O Livro de Gálatas: Introdução
Julho 18, 2023
por Peter Amsterdam
O Livro de Gálatas: Introdução
[The Book of Galatians: Introduction]
O Livro de Gálatas é uma carta (ou epístola) escrita pelo Apóstolo Paulo às igrejas da Galácia, uma província da Anatólia (atual Turquia) que, à época, estendia-se desde o Mar Negro ao norte até ao Mediterrâneo ao sul. A Galácia se tornou parte do Império Romano em 25 a.C. e ali moravam pessoas de várias etnias que, ao longo de séculos, haviam migrado para a Ásia Menor, muitas originárias da Gália (França). O livro de Atos registra as viagens de Paulo pela “Galácia do Sul”.[1]
Há um certo debate sobre quando Paulo escreveu a carta aos Gálatas, no qual dois entendimentos se destacam como principais. Um defende a teoria da Galácia do Norte, que afirma que a carta foi endereçada às igrejas no centro-norte da Ásia Menor, onde os gauleses se estabeleceram quando invadiram a região no terceiro século a.C. De acordo com essa visão, Paulo visitou esta área em sua segunda jornada missionária entre os anos 53 e 57 d.C.
A segunda visão defende a teoria da Galácia do Sul, que afirma que Gálatas foi escrito para as igrejas na área sul da província romana da Galácia, onde Paulo fundou igrejas nas cidades de Antioquia, Icônio, Listra e Derbe em sua primeira jornada missionária. Alguns historiadores acreditam que Paulo escreveu sua carta aos Gálatas de Antioquia da Síria em 48-49 d.C., após sua primeira jornada. Outros pensam que foi escrita em Antioquia da Síria ou Corinto entre 51 e 53 d.C. Embora essas datas sejam importantes para os historiadores, para a maioria de nós basta saber que Paulo escreveu a carta aos Gálatas e que podemos nos beneficiar desta epístola.

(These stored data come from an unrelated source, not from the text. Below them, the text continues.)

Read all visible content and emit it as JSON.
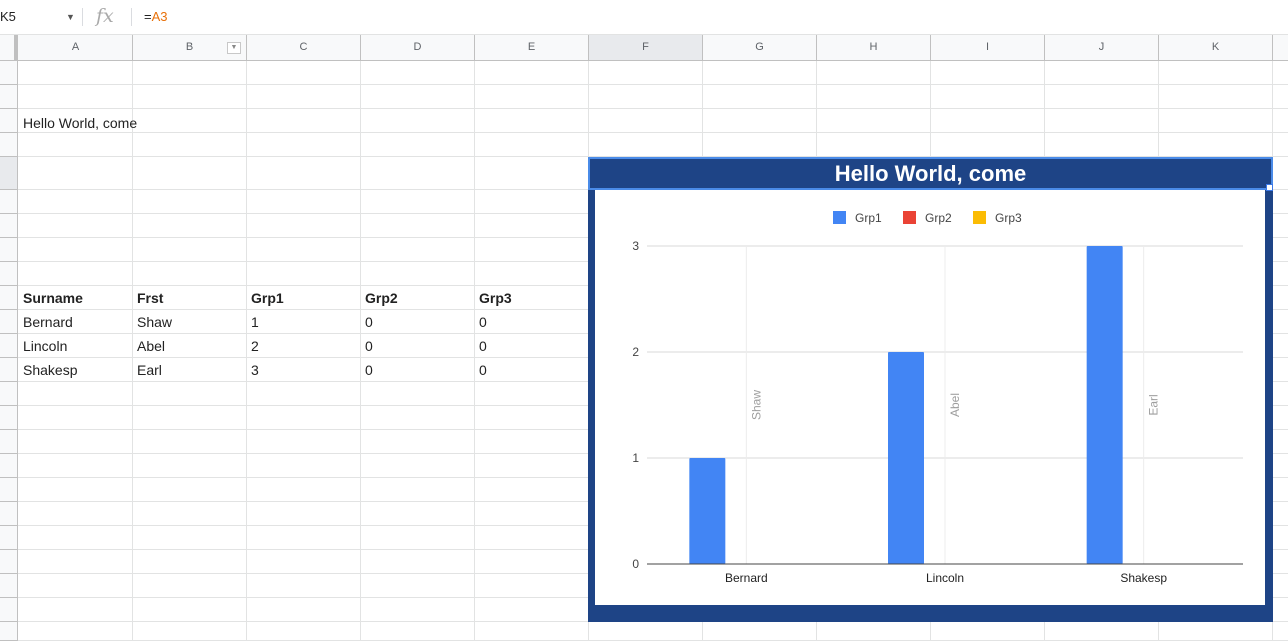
{
  "formula_bar": {
    "name_box": "K5",
    "fx": "fx",
    "formula_prefix": "=",
    "formula_ref": "A3"
  },
  "columns": [
    "A",
    "B",
    "C",
    "D",
    "E",
    "F",
    "G",
    "H",
    "I",
    "J",
    "K"
  ],
  "cells": {
    "A3": "Hello World, come",
    "headers": [
      "Surname",
      "Frst",
      "Grp1",
      "Grp2",
      "Grp3"
    ],
    "rows": [
      [
        "Bernard",
        "Shaw",
        "1",
        "0",
        "0"
      ],
      [
        "Lincoln",
        "Abel",
        "2",
        "0",
        "0"
      ],
      [
        "Shakesp",
        "Earl",
        "3",
        "0",
        "0"
      ]
    ]
  },
  "chart_data": {
    "type": "bar",
    "title": "Hello World, come",
    "categories": [
      "Bernard",
      "Lincoln",
      "Shakesp"
    ],
    "series": [
      {
        "name": "Grp1",
        "values": [
          1,
          2,
          3
        ],
        "color": "#4285f4"
      },
      {
        "name": "Grp2",
        "values": [
          0,
          0,
          0
        ],
        "color": "#ea4335"
      },
      {
        "name": "Grp3",
        "values": [
          0,
          0,
          0
        ],
        "color": "#fbbc04"
      }
    ],
    "annotations": [
      "Shaw",
      "Abel",
      "Earl"
    ],
    "yticks": [
      0,
      1,
      2,
      3
    ],
    "ylim": [
      0,
      3
    ],
    "legend": "top",
    "grid": true,
    "title_background": "#1e4486"
  }
}
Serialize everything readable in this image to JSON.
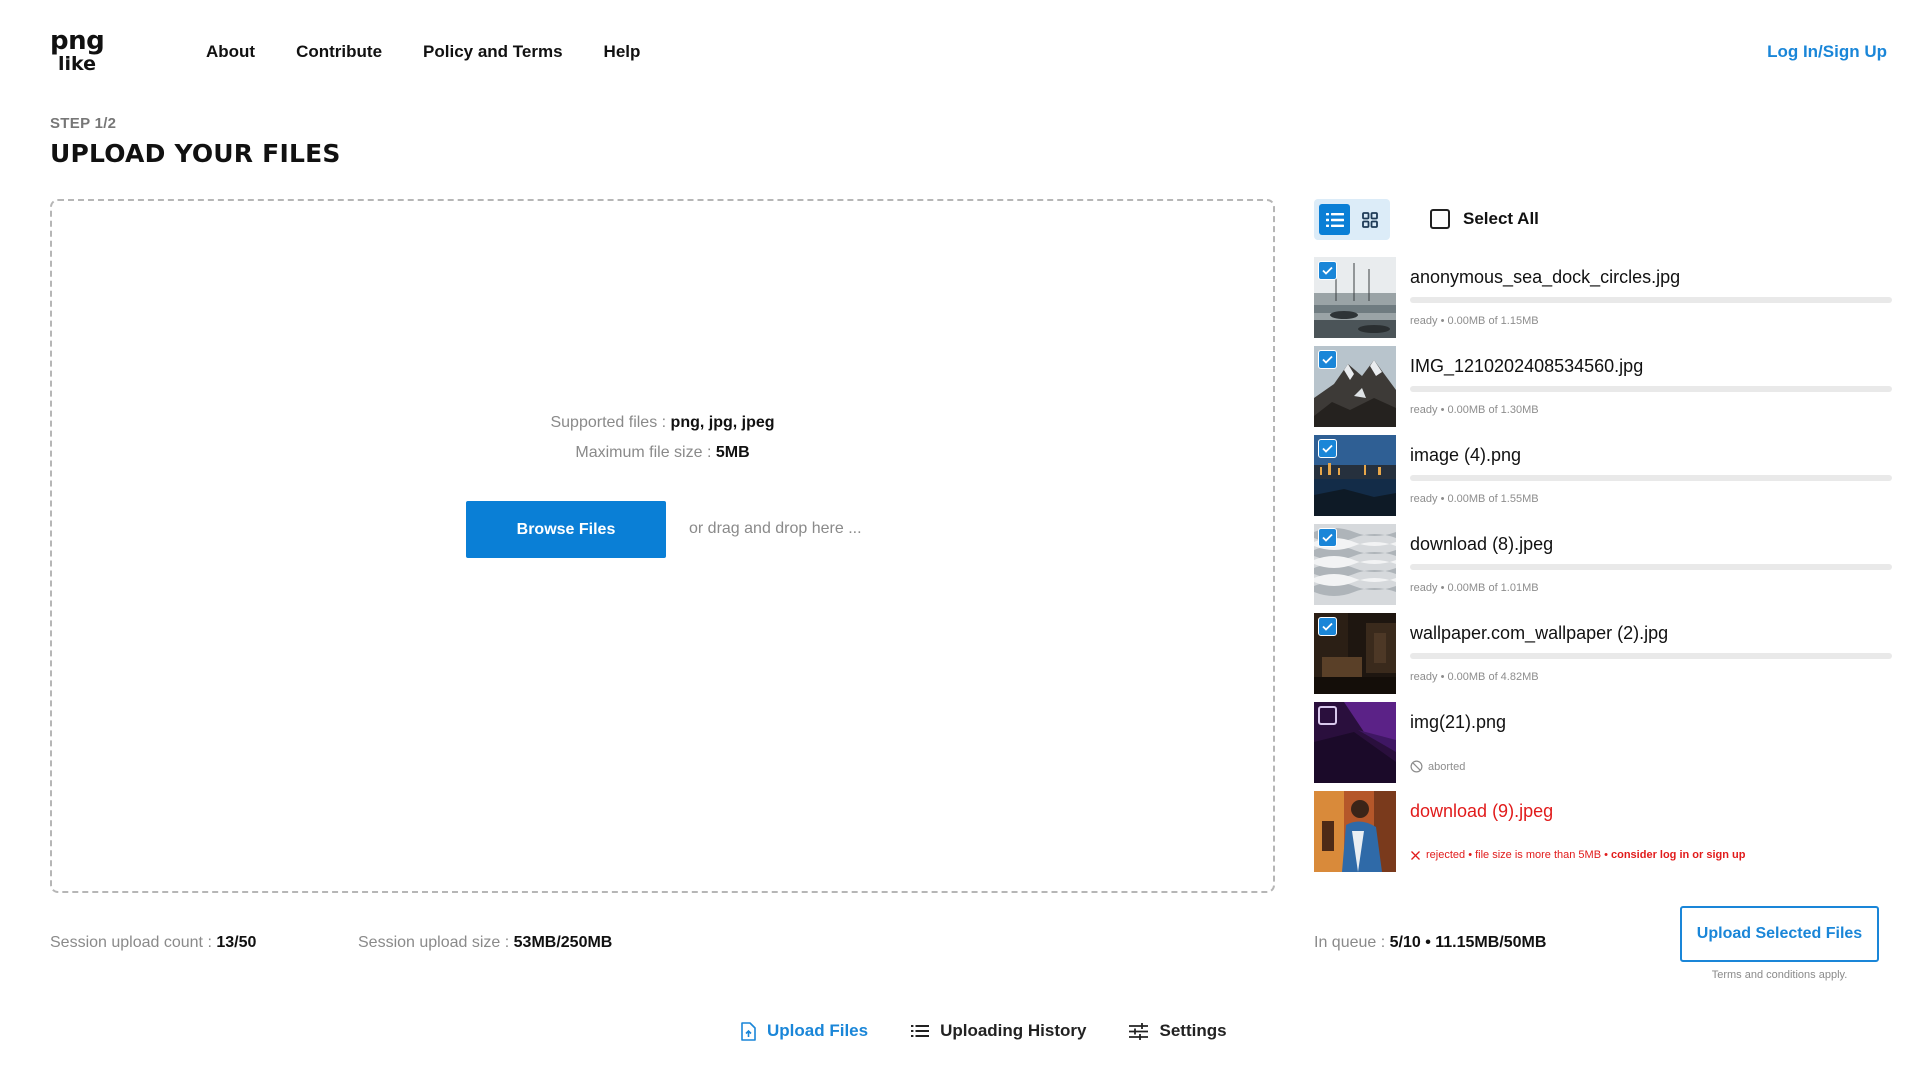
{
  "header": {
    "logo_line1": "png",
    "logo_line2": "like",
    "nav": [
      "About",
      "Contribute",
      "Policy and Terms",
      "Help"
    ],
    "login": "Log In/Sign Up"
  },
  "step": {
    "label": "STEP 1/2",
    "title": "UPLOAD YOUR FILES"
  },
  "dropzone": {
    "supported_label": "Supported files : ",
    "supported_value": "png, jpg, jpeg",
    "maxsize_label": "Maximum file size : ",
    "maxsize_value": "5MB",
    "browse_label": "Browse Files",
    "drag_hint": "or drag and drop here ..."
  },
  "panel": {
    "view_modes": [
      "list-icon",
      "grid-icon"
    ],
    "active_view": "list",
    "select_all": "Select All"
  },
  "files": [
    {
      "name": "anonymous_sea_dock_circles.jpg",
      "checked": true,
      "status": "ready • 0.00MB of 1.15MB",
      "state": "ready",
      "progress": 0
    },
    {
      "name": "IMG_1210202408534560.jpg",
      "checked": true,
      "status": "ready • 0.00MB of 1.30MB",
      "state": "ready",
      "progress": 0
    },
    {
      "name": "image (4).png",
      "checked": true,
      "status": "ready • 0.00MB of 1.55MB",
      "state": "ready",
      "progress": 0
    },
    {
      "name": "download (8).jpeg",
      "checked": true,
      "status": "ready • 0.00MB of 1.01MB",
      "state": "ready",
      "progress": 0
    },
    {
      "name": "wallpaper.com_wallpaper (2).jpg",
      "checked": true,
      "status": "ready • 0.00MB of 4.82MB",
      "state": "ready",
      "progress": 0
    },
    {
      "name": "img(21).png",
      "checked": false,
      "status": "aborted",
      "state": "aborted"
    },
    {
      "name": "download (9).jpeg",
      "checked": false,
      "status": "rejected • file size is more than 5MB • ",
      "status_emph": "consider log in or sign up",
      "state": "rejected"
    }
  ],
  "footer": {
    "session_count_label": "Session upload count : ",
    "session_count_value": "13/50",
    "session_size_label": "Session upload size : ",
    "session_size_value": "53MB/250MB",
    "queue_label": "In queue : ",
    "queue_value": "5/10 • 11.15MB/50MB",
    "upload_button": "Upload Selected Files",
    "terms": "Terms and conditions apply."
  },
  "tabs": [
    {
      "label": "Upload Files",
      "icon": "upload-file-icon",
      "active": true
    },
    {
      "label": "Uploading History",
      "icon": "list-icon",
      "active": false
    },
    {
      "label": "Settings",
      "icon": "sliders-icon",
      "active": false
    }
  ],
  "colors": {
    "accent": "#0a7fd6",
    "link": "#1a86d8",
    "error": "#e11b1b",
    "muted": "#8a8a8a"
  }
}
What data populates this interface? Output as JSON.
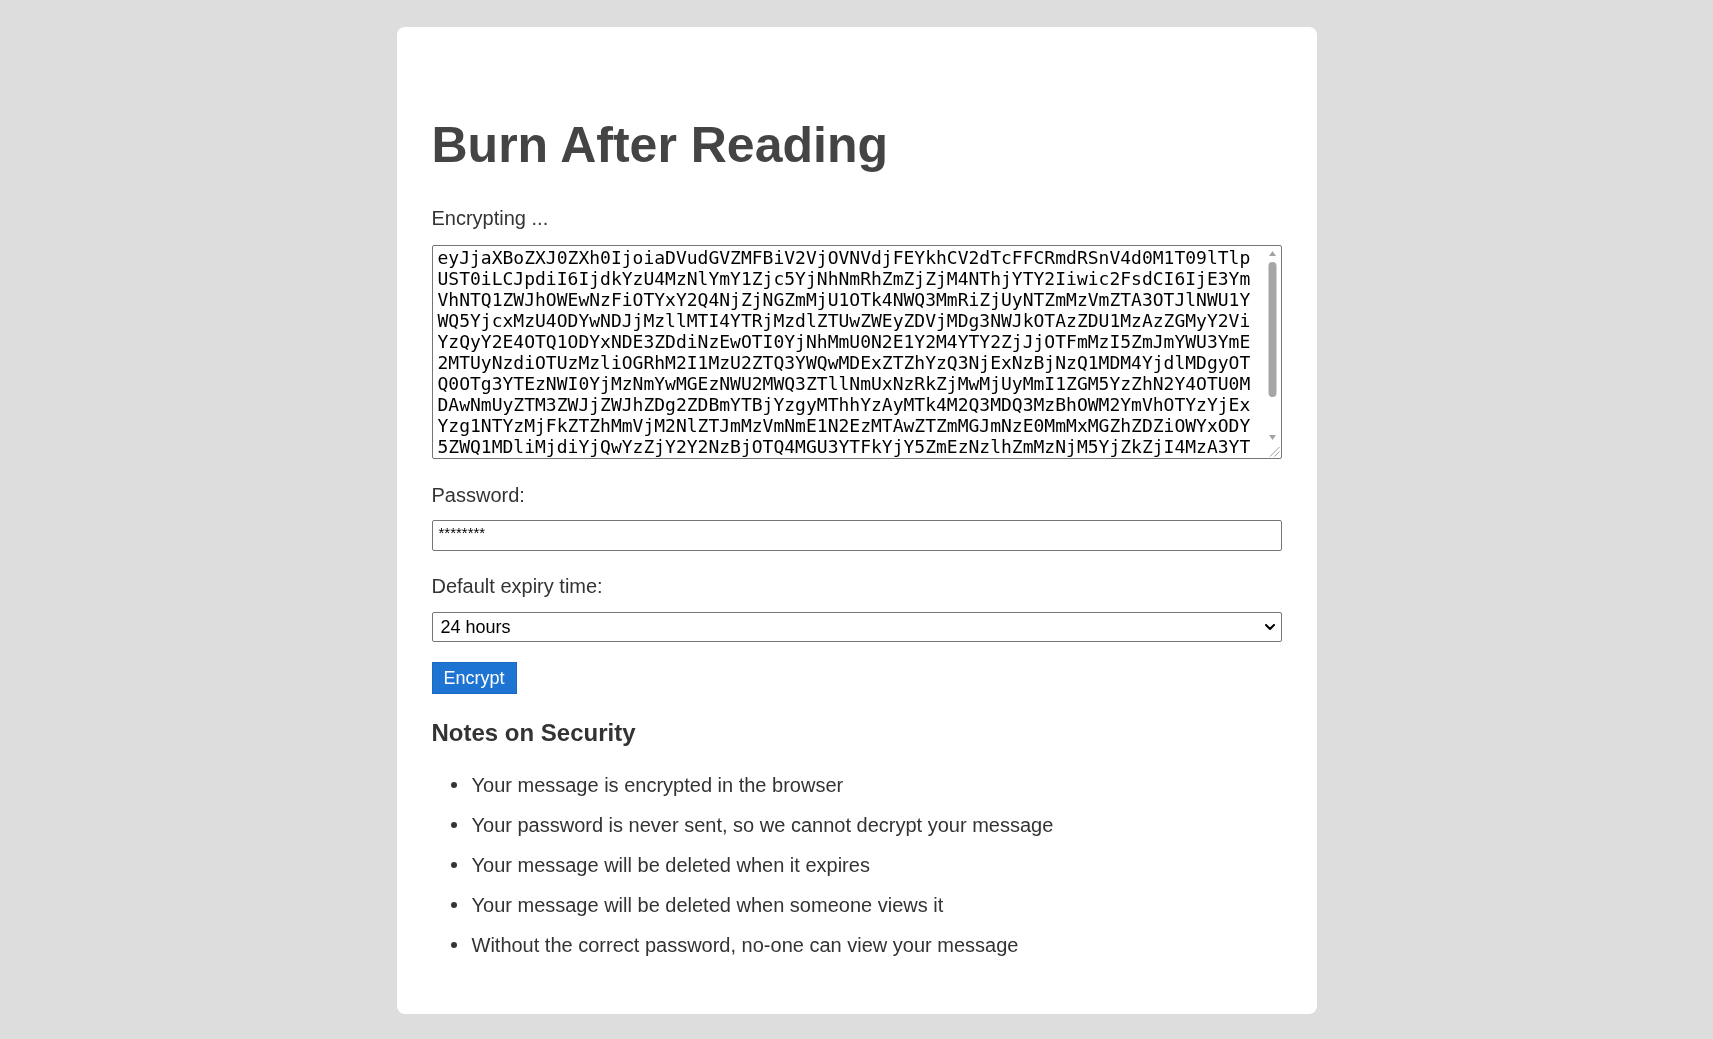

Paulo, apóstolo (não da parte de homens, nem por homem algum, mas por Jesus Cristo, e por Deus Pai, que o ressuscitou dentre os mortos), e todos os irmãos que estão comigo, às igrejas da Galácia.[2]
Vemos que várias vezes, em seus textos, Paulo afirmou sua autoridade como apóstolo no início de suas cartas, como fez nesta passagem.[3] Foi chamado para ser apóstolo pela primeira vez quando o Cristo ressuscitado lhe apareceu na estrada para Damasco.[4] Também foi chamado para proclamar o evangelho aos gentios.
Para isto fui designado pregador e apóstolo (digo a verdade, não minto), mestre dos gentios na fé e na verdade.[5]
Convosco falo, gentios. E enquanto for apóstolo dos gentios, glorificarei o meu ministério.[6]
O apostolado de Paulo foi comprovado pelas igrejas que ele estabeleceu.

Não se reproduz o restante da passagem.